London: Soviet leader Josef Stalin wanted to imprison and torture Nazis in secret after the end of World War II in revenge for Germany's betrayal of Russia, a new book has claimed.
The book, titled 'The Diplomatic Secrets of the Third Reich', details how Soviet secret agents kidnapped Nazi diplomats after World War II so that they could imprison, torture and secretly try them in Moscow.
In fact, the book draws on hitherto sealed Russian archives concerning the dreaded Lubianka jail in Moscow where the former top servants of German leader Adolf Hitler were brought.
Alexei Matweyewitsch Sidnyew was the General in Soviet intelligence tasked in the early summer of 1945 to exact vengeance on Stalin's behalf against the diplomats he believed plotted the war against Russia, says the book.
Nazi Germany and the Soviet Union had a pact that kept the peace until Hitler decided to invade the country in June 1941. By war's end, 27 million Soviet citizens were dead and many of her major cities in ruins.
Stalin believed the foreign office diplomats who served Nazis were responsible for the war. Consequently, he wanted to take revenge.

The book, penned by WS Christoforow, chronicles how Stalin issued directive 143c with a list of top Nazi diplomats he wanted seized. Foreign Minister under Hitler, Joachim von Ribbentrop, was at the top but he was seized by the western Allies, tried at Nuremberg, and hanged for war crimes.
But by August 1945, barely three months after the war had ended, Stalin was cabled by Sidnyew informing him 374 diplomats had been seized in Germany and other European states occupied by the Red Army.

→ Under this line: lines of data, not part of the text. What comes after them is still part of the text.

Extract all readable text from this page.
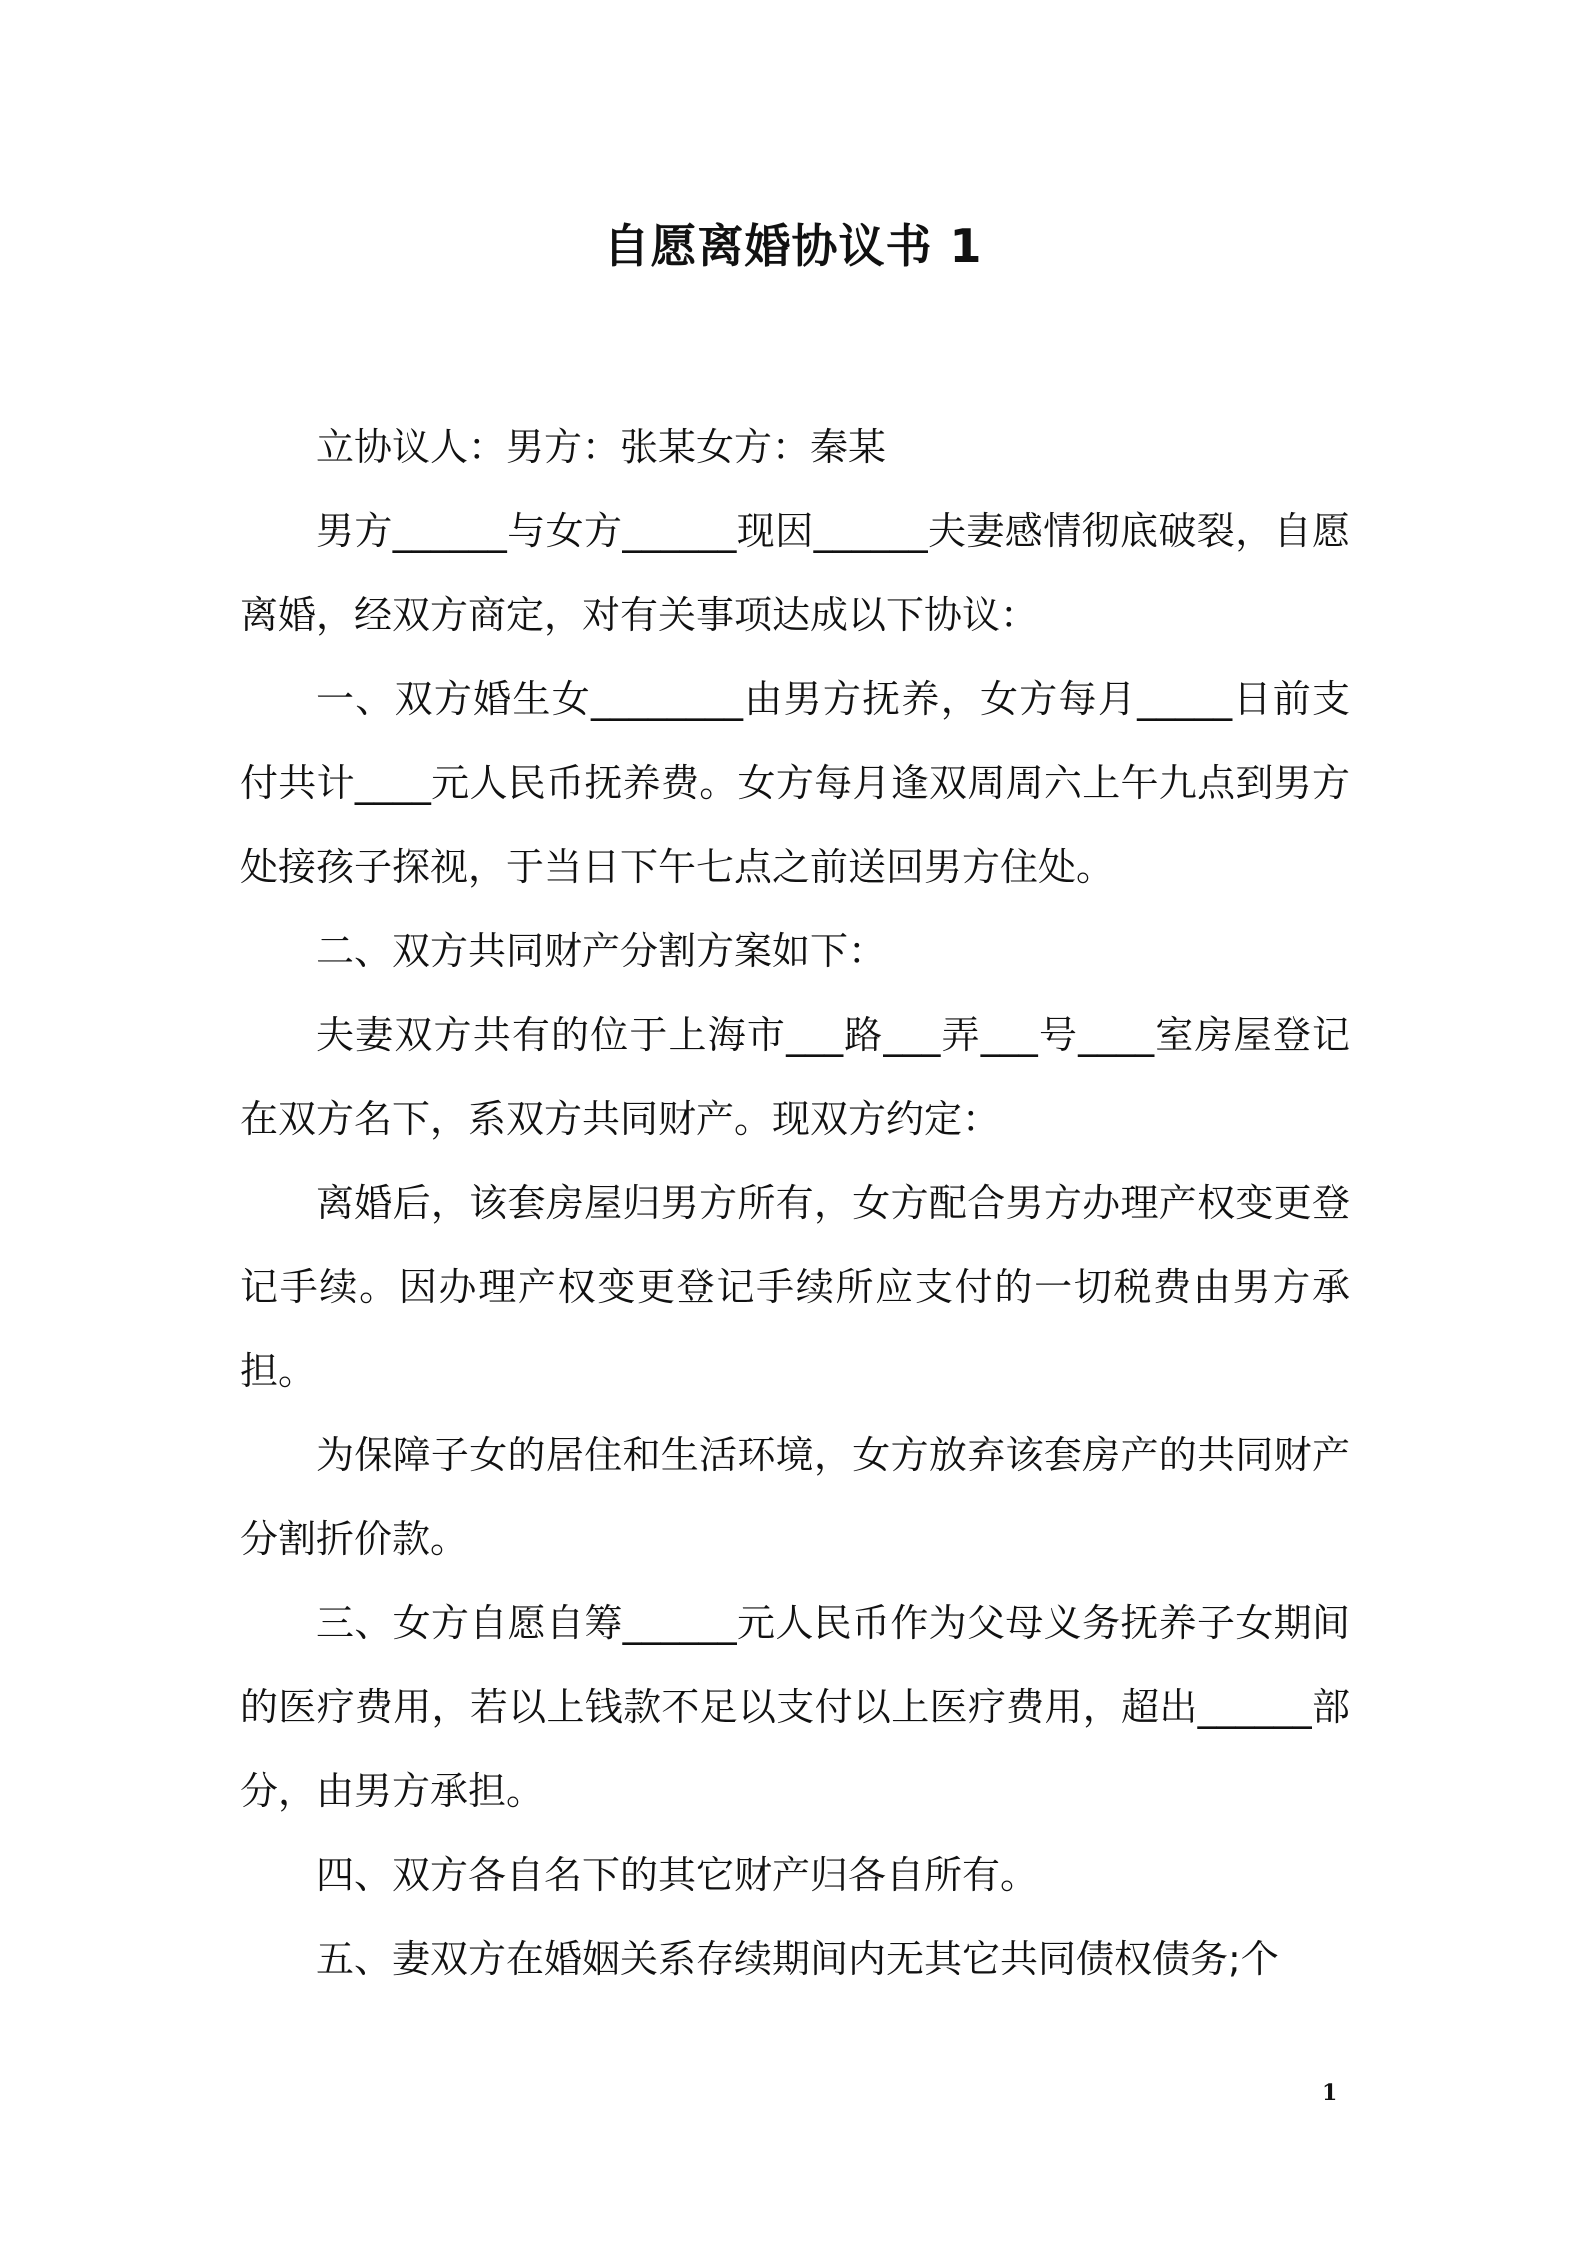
自愿离婚协议书 1

立协议人：男方：张某女方：秦某

男方______与女方______现因______夫妻感情彻底破裂，自愿离婚，经双方商定，对有关事项达成以下协议：

一、双方婚生女________由男方抚养，女方每月_____日前支付共计____元人民币抚养费。女方每月逢双周周六上午九点到男方处接孩子探视，于当日下午七点之前送回男方住处。

二、双方共同财产分割方案如下：

夫妻双方共有的位于上海市___路___弄___号____室房屋登记在双方名下，系双方共同财产。现双方约定：

离婚后，该套房屋归男方所有，女方配合男方办理产权变更登记手续。因办理产权变更登记手续所应支付的一切税费由男方承担。

为保障子女的居住和生活环境，女方放弃该套房产的共同财产分割折价款。

三、女方自愿自筹______元人民币作为父母义务抚养子女期间的医疗费用，若以上钱款不足以支付以上医疗费用，超出______部分，由男方承担。

四、双方各自名下的其它财产归各自所有。

五、妻双方在婚姻关系存续期间内无其它共同债权债务;个

1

Fritz Grobb, Hitler's envoy in Baghdad, Carl Clodius, his special representative in Romania, Herbert von Richthofen and Adolf-Heinz Beckerle, both paladins of Third Reich in Bulgaria, together with many military attaches and ambassadors were seized and sentenced to 25 years in the gulag work camps.
The book also chronicles their pleas for mercy - and of the secret manoeuvring of the foreign service to help Hitler in his conquest of Europe.